Die „Stuhlrohrfabrik Carl Frese & Co. ((Bremen-Burg“)) wurde 1906 gegründet. Am Gründungskapital war die Londoner Firma Brinkmann beteiligt. Frese erwarb für rund 26.000 Mark einen 13 Morgen umfassenden Landstreifen, der von der Grambker Heerstraße bis über die Bahnlinie hinaus reichte. Später verkaufte er den vorderen Teil zwischen Bahn und Heerstraße an die Gemeinde, 1910 wurde die Straße AM GEESTKAMP angelegt und Häuser gebaut. Diese wurden von kleinen Handwerkern und den Arbeitern der Stuhlrohrfabrik bezogen.

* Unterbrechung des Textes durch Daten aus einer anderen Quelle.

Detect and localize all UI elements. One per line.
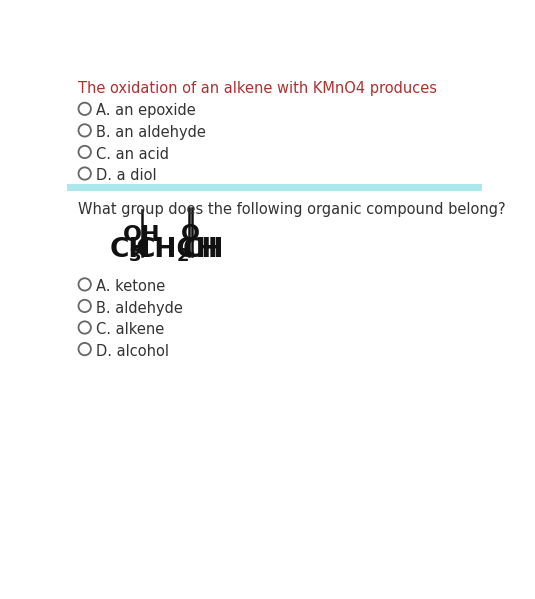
Text: The oxidation of an alkene with KMnO4 produces: The oxidation of an alkene with KMnO4 pr…	[78, 81, 437, 96]
Text: B. aldehyde: B. aldehyde	[96, 301, 183, 316]
Text: What group does the following organic compound belong?: What group does the following organic co…	[78, 202, 506, 217]
Text: CH: CH	[183, 237, 225, 264]
Bar	[67, 183, 482, 191]
Text: B. an aldehyde: B. an aldehyde	[96, 125, 206, 140]
Text: A. an epoxide: A. an epoxide	[96, 104, 196, 119]
Text: A. ketone: A. ketone	[96, 279, 165, 294]
Text: OH: OH	[123, 225, 161, 245]
Text: C. an acid: C. an acid	[96, 147, 169, 162]
Text: CHCH: CHCH	[136, 237, 219, 264]
Text: D. a diol: D. a diol	[96, 168, 157, 183]
Text: 2: 2	[177, 247, 189, 265]
Text: O: O	[181, 223, 200, 244]
Text: D. alcohol: D. alcohol	[96, 344, 169, 359]
Text: 3: 3	[129, 247, 141, 265]
Text: C. alkene: C. alkene	[96, 322, 165, 337]
Text: CH: CH	[110, 237, 151, 264]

Schon sehr bald erreichte die Beschäftigtenzahl 200, in Hochkonjunkturzeiten über 400. Die Rohware kam von Singapur und Indonesien. In der Grönlandstraße wurden die Rohre nach Länge, Dicke und Qualität sortiert, geschnitten und gebleicht. Das so aufgearbeitete Rohr wurde in alle Welt exportiert, das Geschäft lief gut. Dann kam aber der I. Weltkrieg und damit die erste Krise. Die Lieferungen aus Übersee blieben natürlich aus. Um die Produktion weiterführen zu können, wurden Geschützkörbe fürs Heer hergestellt.

Die nächste Krise ließ aber nicht lange auf sich warten. Diese kam mit der Weltwirtschaftskrise. Der englische Teilhaber bewahrte die Stuhlfabrik vor dem Zusammenbruch, indem sie neues Kapital zur Verfügung stellte. Man gründete eine gemeinsame Filiale in Singapur, um sich die Importe des Rohres langfristig zu sichern. Aber 1939 kam das endgültige Aus. Mit dem Beginn des 2. Weltkrieges war keine Hilfe mehr möglich, die Stuhlrohrfabrik musste schließen.